I have taken x and y as roots for first equation and p and q for the second equation and got two equations from the sum of roots and product of roots but I am not able to progress further.Any idea will be appreciated
Intuitively, this is going to be difficult. If $p$ and $q$ are the zeroes of a quadratic polynomial $x^2-ax+b$, and both are positive and reasonably large, then $b=pq$ will generally be a lot bigger than $a=p+q$. So switching them is unlikely to give another polynomial with positive real roots. The following proof is an attempt to make this intuition precise.

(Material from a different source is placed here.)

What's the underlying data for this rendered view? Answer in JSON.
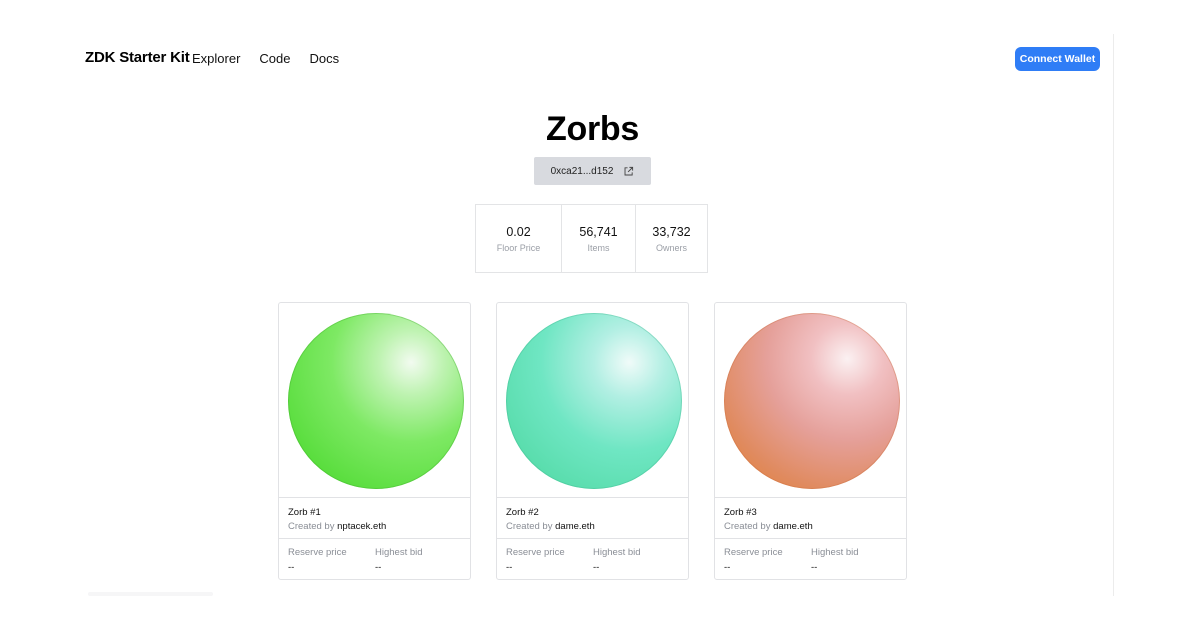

Suppose without loss of generality that $a \geq b$, and let $p > q$ be the zeroes of $x^2-ax+b$ (note that $p$ and $q$ are distinct, so this is the only case that needs considering). Then $p+q=a$, $pq=b$.
If $q > 2$, then $b = pq > 2p > p+q = a$, contradicting our initial assumption. So we must have either $q=1$ or $q=2$.
If $q=1$, then $a=p+1$ and $b=p$. So we want to find $p$ such that $x^2-px+p+1$ has distinct integer zeroes: i.e., such that its discriminant $p^2-4(p+1)$ is a positive perfect square. Note that $$ p^2-4(p+1)=p^2-4p-4=(p-2)^2-8 $$ The only two perfect squares that differ by $8$ are $1$ and $9$, and so we must have $(p-2)^2=9$. Hence $p=5$, leading to $a=6$, $b=5$. And indeed, $$ x^2-6x+5\\ x^2-5x+6 $$ both have distinct positive integer zeroes.
If $q=2$, then $a=p+2$ and $b=2p$. But we also took $a \geq b$ and $p >q$. If $q=2$, then $a\geq b$ only when $p \leq 2$, and $p > q$ only when $p > 2$. So there can be no examples of this form. (If we did not require the roots to be distinct, then we could take $p=q=2$, yielding $a=b=4$. And in fact $x^2-4x+4$ has two (nondistinct) positive integer zeroes.)